As the essential model for "Harry Potter," it was only a matter of time until the story would be remade. Here, as in J.K. Rowling's books, we have the relationship of a wise and kindly, yet stern, headmaster and a boy with potential — not the smartest kid on the block, but full of native virtue and physical courage.
Stephen Fry, the only marquee name, plays the real Rugby headmaster, Dr. Thomas Arnold, who hovers over the whole book but only occasionally appears in it. The script makes Arnold's first term at Rugby concurrent with Tom's, and the story here is as much Tom Arnold's schooldays as it is Tom Brown's, as the doctor attempts to bring the school into the 19th century."

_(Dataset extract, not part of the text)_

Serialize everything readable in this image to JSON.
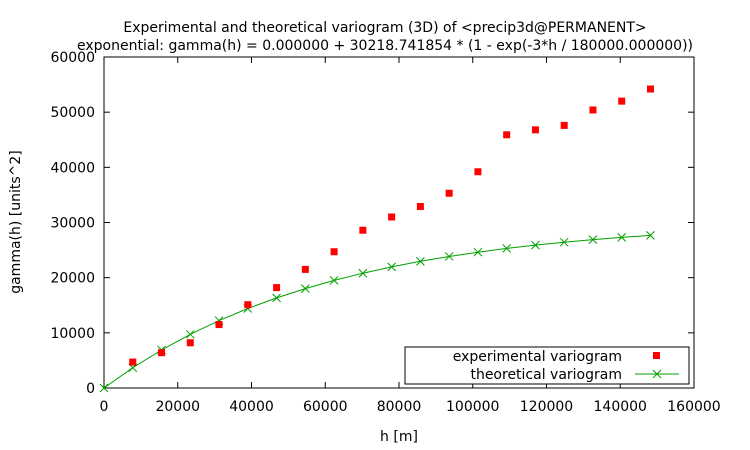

The new film is more sensational and, surprisingly, more sentimental than its source. As Hughes' book is less of a plotted novel than a kind of nostalgic, episodic fictionalized memoir, filtered through a character based on his brother George, the raw drama here has inevitably been amplified. The villain, the famous Flashman, moves to the center of the action and is promoted from mere bully to a thoroughly bad egg: smoking, drinking, gambling and seducing girls when not torturing our hero and his friends.

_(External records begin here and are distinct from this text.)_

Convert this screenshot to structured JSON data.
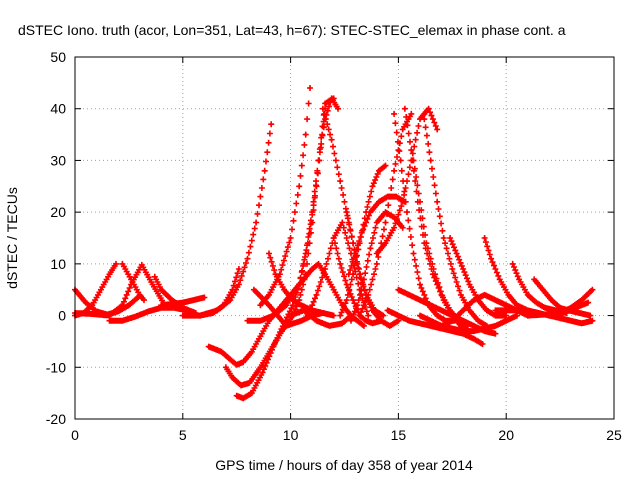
{
  "chart_data": {
    "type": "scatter",
    "title": "dSTEC Iono. truth (acor, Lon=351, Lat=43, h=67): STEC-STEC_elemax in phase cont. a",
    "xlabel": "GPS time / hours of day 358 of year 2014",
    "ylabel": "dSTEC  / TECUs",
    "xlim": [
      0,
      25
    ],
    "ylim": [
      -20,
      50
    ],
    "x_ticks": [
      0,
      5,
      10,
      15,
      20,
      25
    ],
    "y_ticks": [
      -20,
      -10,
      0,
      10,
      20,
      30,
      40,
      50
    ],
    "grid": true,
    "legend": "none",
    "marker": "+",
    "color": "#ff0000",
    "series": [
      {
        "x": [
          0.0,
          0.5,
          1.0,
          1.5,
          2.0,
          2.5,
          3.0
        ],
        "y": [
          5.0,
          2.5,
          0.8,
          0.2,
          0.8,
          2.0,
          3.8
        ]
      },
      {
        "x": [
          0.0,
          0.4,
          0.8,
          1.2,
          1.6,
          1.9
        ],
        "y": [
          0.0,
          0.5,
          2.0,
          5.0,
          8.0,
          10.0
        ]
      },
      {
        "x": [
          0.0,
          0.8,
          1.6,
          2.2,
          2.6,
          3.1,
          3.6,
          4.1
        ],
        "y": [
          0.5,
          0.3,
          0.0,
          2.0,
          6.0,
          9.8,
          6.0,
          2.5
        ]
      },
      {
        "x": [
          1.6,
          2.2,
          2.8,
          3.4,
          4.0,
          4.6,
          5.2
        ],
        "y": [
          -1.0,
          -1.0,
          -0.2,
          0.8,
          1.5,
          1.5,
          1.0
        ]
      },
      {
        "x": [
          3.7,
          4.0,
          4.5,
          5.0,
          5.6
        ],
        "y": [
          7.5,
          5.0,
          3.0,
          1.5,
          0.5
        ]
      },
      {
        "x": [
          2.2,
          2.6,
          3.0,
          3.2
        ],
        "y": [
          10.0,
          7.0,
          4.0,
          3.0
        ]
      },
      {
        "x": [
          4.0,
          5.0,
          5.5,
          6.0
        ],
        "y": [
          2.0,
          2.5,
          3.0,
          3.5
        ]
      },
      {
        "x": [
          5.0,
          5.8,
          6.6,
          7.2,
          7.6,
          8.0,
          8.4,
          8.8,
          9.1
        ],
        "y": [
          0.0,
          0.0,
          1.0,
          3.0,
          6.0,
          11.0,
          18.0,
          28.0,
          37.0
        ]
      },
      {
        "x": [
          5.8,
          6.4,
          6.9,
          7.3,
          7.6
        ],
        "y": [
          0.0,
          0.5,
          2.0,
          5.0,
          9.0
        ]
      },
      {
        "x": [
          6.2,
          6.8,
          7.2,
          7.5,
          7.8,
          8.2,
          8.6,
          9.0,
          9.4,
          9.8,
          10.2,
          10.6,
          10.8,
          11.0,
          11.3,
          11.6,
          12.0,
          12.4,
          12.8,
          13.1,
          13.4
        ],
        "y": [
          -6.0,
          -7.0,
          -8.5,
          -9.5,
          -9.0,
          -7.0,
          -4.0,
          -1.0,
          1.0,
          3.0,
          5.0,
          7.0,
          8.0,
          9.0,
          10.0,
          8.0,
          5.0,
          2.0,
          0.0,
          -1.0,
          -2.0
        ]
      },
      {
        "x": [
          7.0,
          7.3,
          7.7,
          8.1,
          8.6,
          9.1,
          9.6,
          10.1,
          10.4,
          10.7,
          11.0,
          11.3,
          11.6,
          12.0
        ],
        "y": [
          -10.0,
          -12.0,
          -13.5,
          -13.0,
          -10.0,
          -6.5,
          -3.0,
          0.0,
          3.0,
          8.0,
          18.0,
          30.0,
          41.0,
          42.0
        ]
      },
      {
        "x": [
          7.5,
          7.8,
          8.2,
          8.7,
          9.2,
          9.7,
          10.1,
          10.4,
          10.7,
          11.0,
          11.3,
          11.6,
          11.9,
          12.2
        ],
        "y": [
          -15.5,
          -16.0,
          -15.0,
          -11.0,
          -6.0,
          -1.5,
          2.0,
          6.0,
          12.0,
          20.0,
          30.0,
          38.0,
          42.0,
          40.0
        ]
      },
      {
        "x": [
          8.0,
          8.6,
          9.2,
          9.8,
          10.4,
          10.8,
          11.2,
          11.6
        ],
        "y": [
          -1.0,
          -1.0,
          0.0,
          2.0,
          6.0,
          14.0,
          25.0,
          40.0
        ]
      },
      {
        "x": [
          8.6,
          9.0,
          9.5,
          10.0,
          10.4,
          10.7,
          10.9
        ],
        "y": [
          2.0,
          4.0,
          8.0,
          15.0,
          25.0,
          35.0,
          44.0
        ]
      },
      {
        "x": [
          9.0,
          9.3,
          9.7,
          10.1,
          10.5,
          11.0,
          11.5,
          12.0
        ],
        "y": [
          12.0,
          8.0,
          5.0,
          3.0,
          2.0,
          1.0,
          0.5,
          0.0
        ]
      },
      {
        "x": [
          8.3,
          9.0,
          9.8,
          10.5,
          11.0,
          11.5
        ],
        "y": [
          5.0,
          2.0,
          -2.0,
          -1.0,
          0.0,
          0.5
        ]
      },
      {
        "x": [
          10.0,
          10.6,
          11.2,
          11.8,
          12.4,
          12.8
        ],
        "y": [
          0.0,
          1.0,
          -1.0,
          -2.0,
          -1.5,
          0.0
        ]
      },
      {
        "x": [
          10.8,
          11.2,
          11.6,
          12.0,
          12.4,
          12.8,
          13.2,
          13.6
        ],
        "y": [
          0.0,
          4.0,
          9.0,
          15.0,
          18.0,
          12.0,
          5.0,
          0.0
        ]
      },
      {
        "x": [
          11.5,
          11.9,
          12.3,
          12.7,
          13.1,
          13.5,
          13.9,
          14.3
        ],
        "y": [
          40.0,
          34.0,
          26.0,
          18.0,
          10.0,
          4.0,
          1.0,
          0.0
        ]
      },
      {
        "x": [
          12.0,
          12.3,
          12.6,
          12.9,
          13.2,
          13.5,
          13.8,
          14.2
        ],
        "y": [
          15.0,
          10.0,
          6.0,
          3.0,
          0.0,
          -1.0,
          -1.5,
          -1.0
        ]
      },
      {
        "x": [
          12.3,
          12.6,
          12.9,
          13.2,
          13.5,
          13.8,
          14.1,
          14.4
        ],
        "y": [
          0.0,
          3.0,
          8.0,
          14.0,
          20.0,
          25.0,
          28.0,
          29.0
        ]
      },
      {
        "x": [
          12.6,
          12.9,
          13.2,
          13.5,
          13.8,
          14.2,
          14.6,
          15.0
        ],
        "y": [
          20.0,
          14.0,
          8.0,
          4.0,
          1.0,
          -1.0,
          -2.0,
          -1.0
        ]
      },
      {
        "x": [
          12.8,
          13.1,
          13.4,
          13.7,
          14.0,
          14.4,
          14.8,
          15.2
        ],
        "y": [
          -1.0,
          2.0,
          7.0,
          13.0,
          18.0,
          20.0,
          19.0,
          17.0
        ]
      },
      {
        "x": [
          12.7,
          13.0,
          13.3,
          13.7,
          14.1,
          14.5,
          14.9,
          15.3
        ],
        "y": [
          8.0,
          12.0,
          16.0,
          20.0,
          22.0,
          23.0,
          23.0,
          22.0
        ]
      },
      {
        "x": [
          13.2,
          13.6,
          14.0,
          14.4,
          14.8,
          15.2,
          15.6
        ],
        "y": [
          0.0,
          4.0,
          10.0,
          18.0,
          28.0,
          36.0,
          39.0
        ]
      },
      {
        "x": [
          14.0,
          14.4,
          14.8,
          15.2,
          15.6,
          16.0,
          16.4,
          16.8
        ],
        "y": [
          12.0,
          14.0,
          17.0,
          22.0,
          30.0,
          38.0,
          40.0,
          36.0
        ]
      },
      {
        "x": [
          14.8,
          15.1,
          15.4,
          15.7,
          16.0,
          16.4,
          16.8,
          17.2,
          17.6
        ],
        "y": [
          39.0,
          30.0,
          20.0,
          12.0,
          6.0,
          2.0,
          0.0,
          -1.0,
          -1.0
        ]
      },
      {
        "x": [
          15.3,
          15.6,
          15.9,
          16.2,
          16.6,
          17.0,
          17.4,
          17.8,
          18.2
        ],
        "y": [
          40.0,
          32.0,
          22.0,
          14.0,
          8.0,
          4.0,
          1.0,
          -1.0,
          -2.0
        ]
      },
      {
        "x": [
          15.7,
          16.0,
          16.3,
          16.7,
          17.1,
          17.5,
          17.9,
          18.3
        ],
        "y": [
          30.0,
          22.0,
          14.0,
          8.0,
          3.0,
          0.0,
          -2.0,
          -3.0
        ]
      },
      {
        "x": [
          16.2,
          16.5,
          16.8,
          17.1,
          17.5,
          17.9,
          18.3,
          18.7,
          19.1
        ],
        "y": [
          38.0,
          30.0,
          22.0,
          15.0,
          9.0,
          4.0,
          1.0,
          -1.0,
          -2.0
        ]
      },
      {
        "x": [
          14.5,
          15.0,
          15.5,
          16.0,
          16.5,
          17.0,
          17.5,
          18.0,
          18.5,
          18.9
        ],
        "y": [
          1.0,
          0.0,
          -1.0,
          -1.5,
          -2.0,
          -2.5,
          -3.0,
          -3.5,
          -4.5,
          -5.5
        ]
      },
      {
        "x": [
          15.0,
          15.5,
          16.0,
          16.5,
          17.0,
          17.5,
          18.0,
          18.5,
          19.0,
          19.5
        ],
        "y": [
          5.0,
          4.0,
          3.0,
          2.0,
          1.0,
          0.0,
          -1.0,
          -2.0,
          -3.0,
          -3.5
        ]
      },
      {
        "x": [
          16.0,
          16.5,
          17.0,
          17.5,
          18.0,
          18.5,
          19.0,
          19.5,
          20.0,
          20.5
        ],
        "y": [
          0.0,
          -1.0,
          -2.0,
          -2.5,
          -3.0,
          -3.0,
          -2.5,
          -2.0,
          -1.0,
          0.0
        ]
      },
      {
        "x": [
          17.4,
          17.7,
          18.0,
          18.3,
          18.7,
          19.1,
          19.5,
          20.0
        ],
        "y": [
          15.0,
          12.0,
          9.0,
          6.0,
          3.0,
          1.0,
          0.0,
          0.0
        ]
      },
      {
        "x": [
          17.0,
          17.5,
          18.0,
          18.5,
          19.0,
          19.5,
          20.0,
          20.5,
          21.0
        ],
        "y": [
          -2.0,
          -1.0,
          1.0,
          3.0,
          4.0,
          3.0,
          2.0,
          1.0,
          0.0
        ]
      },
      {
        "x": [
          19.0,
          19.3,
          19.7,
          20.1,
          20.5,
          21.0,
          21.5
        ],
        "y": [
          15.0,
          11.0,
          7.0,
          4.0,
          2.0,
          1.0,
          0.5
        ]
      },
      {
        "x": [
          20.3,
          20.6,
          21.0,
          21.4,
          21.8,
          22.3,
          22.8
        ],
        "y": [
          10.0,
          7.0,
          4.0,
          2.5,
          1.5,
          1.0,
          0.5
        ]
      },
      {
        "x": [
          21.3,
          21.7,
          22.1,
          22.5,
          22.9,
          23.4,
          23.9
        ],
        "y": [
          7.0,
          5.0,
          3.0,
          1.5,
          1.0,
          0.5,
          0.0
        ]
      },
      {
        "x": [
          19.5,
          20.5,
          21.5,
          22.5,
          23.0,
          23.5,
          24.0
        ],
        "y": [
          1.0,
          1.0,
          0.5,
          -0.5,
          -1.0,
          -1.5,
          -1.0
        ]
      },
      {
        "x": [
          21.0,
          21.8,
          22.5,
          23.0,
          23.5,
          24.0
        ],
        "y": [
          0.0,
          0.2,
          0.5,
          1.5,
          3.0,
          5.0
        ]
      },
      {
        "x": [
          22.0,
          22.6,
          23.2,
          23.8
        ],
        "y": [
          0.0,
          0.5,
          1.5,
          2.5
        ]
      }
    ]
  }
}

The last straw comes when he attacks Arthur (Harry Smith), a sickly new boy put in Tom's charge.
"You're a very strange fellow, Arthur, and strangeness does not flourish here," says Tom.
"It would be a dull old world if we all had to be the same," Arthur says, planting a seed of wisdom in our hero. He also claims not to believe in violence.
"Of course you believe in violence," sneers Tom. "You're British."
And yet violence turns out to be the answer — as it usually does in stories about bullies.